To the relief of Mr Brown, DC Thomson responded not with a writ but with a comic strip of its own, "The Jocks and the Geordies", in last week's Dandy. A gang of Scottish schoolboys gets the better of Geordie rivals in a contest to produce the best comic. The Geordies suffer the full range of Dandy indignities - jabbed up the behind with pencils, falling down manholes and being biffed on the chin by the triumphant Scots.
"The return of the 'Jocks and the Geordies' is a one-off and just a bit of fun, friendly rivalry," said Mr Heggie. "I hope it shows we are not really humourless Scottish gits."
The original "Jocks and Geordies" strip made its debut in the Dandy in November 1975. More than 1,000 strips appeared before the retirement of artist Jimmy Hughes in 1990. The originals were rival gangs from schools on either side of the border whose encounters invariably ended with a punch-up.

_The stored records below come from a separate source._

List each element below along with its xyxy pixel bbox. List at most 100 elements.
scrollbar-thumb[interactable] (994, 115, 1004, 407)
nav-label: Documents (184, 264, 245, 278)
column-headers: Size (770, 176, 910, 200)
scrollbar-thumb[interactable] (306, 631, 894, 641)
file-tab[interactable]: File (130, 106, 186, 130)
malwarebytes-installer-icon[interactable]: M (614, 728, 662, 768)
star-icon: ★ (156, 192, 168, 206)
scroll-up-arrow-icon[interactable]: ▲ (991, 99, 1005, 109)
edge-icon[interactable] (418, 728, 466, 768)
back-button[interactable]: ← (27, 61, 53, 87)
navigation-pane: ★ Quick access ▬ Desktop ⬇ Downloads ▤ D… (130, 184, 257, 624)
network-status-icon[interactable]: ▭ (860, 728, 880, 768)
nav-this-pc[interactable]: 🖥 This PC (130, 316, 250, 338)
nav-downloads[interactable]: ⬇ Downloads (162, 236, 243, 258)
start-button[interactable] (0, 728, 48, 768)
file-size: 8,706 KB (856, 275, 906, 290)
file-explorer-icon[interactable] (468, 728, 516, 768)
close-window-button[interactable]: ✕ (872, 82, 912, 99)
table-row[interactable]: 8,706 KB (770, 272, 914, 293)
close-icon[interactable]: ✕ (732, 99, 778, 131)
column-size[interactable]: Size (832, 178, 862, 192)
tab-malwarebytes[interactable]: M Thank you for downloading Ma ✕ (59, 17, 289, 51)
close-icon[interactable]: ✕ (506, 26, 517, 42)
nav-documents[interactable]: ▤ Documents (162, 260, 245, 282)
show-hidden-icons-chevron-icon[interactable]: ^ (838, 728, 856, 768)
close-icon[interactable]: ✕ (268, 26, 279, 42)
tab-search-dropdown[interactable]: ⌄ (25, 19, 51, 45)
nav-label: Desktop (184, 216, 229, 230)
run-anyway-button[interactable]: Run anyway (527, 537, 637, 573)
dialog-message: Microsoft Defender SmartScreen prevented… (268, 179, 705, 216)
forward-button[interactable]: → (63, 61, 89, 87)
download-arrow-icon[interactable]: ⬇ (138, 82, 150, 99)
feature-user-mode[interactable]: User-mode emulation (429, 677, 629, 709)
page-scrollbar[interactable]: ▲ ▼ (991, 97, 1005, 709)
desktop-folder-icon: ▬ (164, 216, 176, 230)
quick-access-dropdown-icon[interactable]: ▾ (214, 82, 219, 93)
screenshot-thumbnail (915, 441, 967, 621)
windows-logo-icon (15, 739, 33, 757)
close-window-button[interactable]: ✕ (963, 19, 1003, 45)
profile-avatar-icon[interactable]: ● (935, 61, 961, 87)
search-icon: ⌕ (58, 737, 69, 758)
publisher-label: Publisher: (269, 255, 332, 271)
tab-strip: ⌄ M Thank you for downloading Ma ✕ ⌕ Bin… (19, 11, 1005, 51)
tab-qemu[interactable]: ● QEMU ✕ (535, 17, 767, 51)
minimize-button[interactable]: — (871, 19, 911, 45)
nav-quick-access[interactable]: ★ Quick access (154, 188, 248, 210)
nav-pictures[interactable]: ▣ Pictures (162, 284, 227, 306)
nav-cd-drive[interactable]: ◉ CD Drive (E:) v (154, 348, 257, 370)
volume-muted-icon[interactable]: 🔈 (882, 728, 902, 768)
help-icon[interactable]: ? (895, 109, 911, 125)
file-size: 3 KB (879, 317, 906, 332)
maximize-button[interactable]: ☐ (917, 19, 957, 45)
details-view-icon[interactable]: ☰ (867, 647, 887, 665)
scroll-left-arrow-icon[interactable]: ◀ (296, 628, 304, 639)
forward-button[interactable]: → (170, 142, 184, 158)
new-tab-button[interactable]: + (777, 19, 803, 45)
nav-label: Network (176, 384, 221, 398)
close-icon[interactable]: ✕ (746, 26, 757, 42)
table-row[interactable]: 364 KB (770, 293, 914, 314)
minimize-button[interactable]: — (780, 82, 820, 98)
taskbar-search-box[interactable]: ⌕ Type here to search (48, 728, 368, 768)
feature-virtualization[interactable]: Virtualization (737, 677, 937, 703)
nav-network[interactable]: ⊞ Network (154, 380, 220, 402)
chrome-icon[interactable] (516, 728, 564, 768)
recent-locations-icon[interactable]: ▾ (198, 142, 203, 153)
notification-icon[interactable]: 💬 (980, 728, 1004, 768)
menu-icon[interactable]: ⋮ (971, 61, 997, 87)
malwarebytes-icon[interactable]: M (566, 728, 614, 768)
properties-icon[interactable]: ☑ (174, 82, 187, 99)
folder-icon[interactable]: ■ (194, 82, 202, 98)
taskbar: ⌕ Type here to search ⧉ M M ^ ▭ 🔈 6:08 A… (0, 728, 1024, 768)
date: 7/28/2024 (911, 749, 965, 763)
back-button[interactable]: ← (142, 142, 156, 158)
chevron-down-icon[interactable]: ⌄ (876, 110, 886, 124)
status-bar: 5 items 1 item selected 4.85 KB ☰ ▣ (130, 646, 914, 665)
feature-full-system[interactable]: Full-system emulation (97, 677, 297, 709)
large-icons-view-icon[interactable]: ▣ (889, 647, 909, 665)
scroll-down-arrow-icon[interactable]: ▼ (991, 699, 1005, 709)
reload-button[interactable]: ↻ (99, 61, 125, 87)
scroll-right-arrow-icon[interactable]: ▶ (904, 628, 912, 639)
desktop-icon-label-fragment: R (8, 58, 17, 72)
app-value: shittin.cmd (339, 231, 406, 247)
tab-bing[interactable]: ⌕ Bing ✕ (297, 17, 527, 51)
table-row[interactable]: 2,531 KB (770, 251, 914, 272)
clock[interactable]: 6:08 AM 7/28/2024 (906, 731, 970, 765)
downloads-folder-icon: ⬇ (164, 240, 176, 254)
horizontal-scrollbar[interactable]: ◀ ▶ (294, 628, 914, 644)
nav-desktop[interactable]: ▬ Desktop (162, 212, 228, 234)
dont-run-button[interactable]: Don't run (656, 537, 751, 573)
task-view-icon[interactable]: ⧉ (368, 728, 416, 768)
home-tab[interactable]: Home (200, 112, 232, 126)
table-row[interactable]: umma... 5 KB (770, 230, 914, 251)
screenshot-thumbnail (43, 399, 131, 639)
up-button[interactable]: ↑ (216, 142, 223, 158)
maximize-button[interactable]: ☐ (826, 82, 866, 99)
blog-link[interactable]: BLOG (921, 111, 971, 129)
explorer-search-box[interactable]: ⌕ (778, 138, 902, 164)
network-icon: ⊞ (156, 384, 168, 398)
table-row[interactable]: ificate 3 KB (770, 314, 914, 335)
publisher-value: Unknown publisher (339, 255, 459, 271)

They had historical precedents, said Mr Donald at Viz's Newcastle HQ. "We're very familiar with the situation on Tyneside. Trainloads of Scotsmen used to come to Whitley Bay in the shipyard holidays specially to pick fights with Geordies. It was a bit of a hobby of theirs. I'm glad the Dandy has responded to our strip in the spirit it was intended. Ever since we started Viz in 1979 we've been doing spoofs of Beano and Dandy.The whole thing is a parody of them. DC Thomson don't have world copyright on drawing cartoon characters in boxes. We have borrowed their formulas, just as they have worked on the formulas of cartoonists who drew in the Twenties and Thirties.
"When John Brown told us not to parody Beano and Dandy any more, I went along with it at first, then started to think it wasn't fair. I got pissed off with John. I thought he was getting soft and in danger of forgetting the spirit of the magazine. So I came up with the DC Thompson [with a 'p'] character instead.
"Our solicitor, who's a very boring woman in London who talks like the Queen, only posher, panicked a bit at first but eventually said it was legally OK. She said we weren't allowed to have DC sitting on a bucket, though. Buckets were copyright DC Thomson because "Oor Wullie" in the Sunday Post sits on one. So we drew a slit in the bucket so we could stand up in court and say, 'This is no bucket, your honour - it's Ned Kelly's hat.'
"I'm personally on good terms with Morris Heggie. He rings me up sometimes for a chat - although because it's long-distance and he works for DC Thomson he isn't allowed to stay on the phone for more than a minute or two. He's a nice bloke. I imagine him sitting there in his Dickensian office in Dundee, covered in cobwebs. We get on great with the writers and cartoonists at DC Thomson - it's just the old fogeys upstairs who can't take a joke."
Both the Dandy and Viz have seen better days. Viz, a bi-monthly which was produced for the first six years of its life by Mr Donald, 35, and his brother from a bedroom at their parents' Newcastle home, had an average sale for January-June of 527,030, half the figure of five years ago.
Dandy, founded in December 1937, has fallen farther, but from a much greater height. It peaked in the early Sixties with a weekly sale of more than two million, now down to about 130,000. "In those days children watched much less TV," said Mr Heggie. "There were fewer comics and computer games hadn't been invented. We can still hold our own against other comics, but the main opposition is on a screen these days.
"Viz is pretty good, but it's past its peak. It used to be hilarious. Now I think it goes over the top.There are only so many laughs you can get from four- letter words. There's no substitute for really funny stories."
Mr Donald said he had not yet decided whether to respond to the "Jocks and Geordies" jest in the next issue of Viz. "I was going to leave it," he said. "But after this 'Jocks and Geordies' thing anything might happen."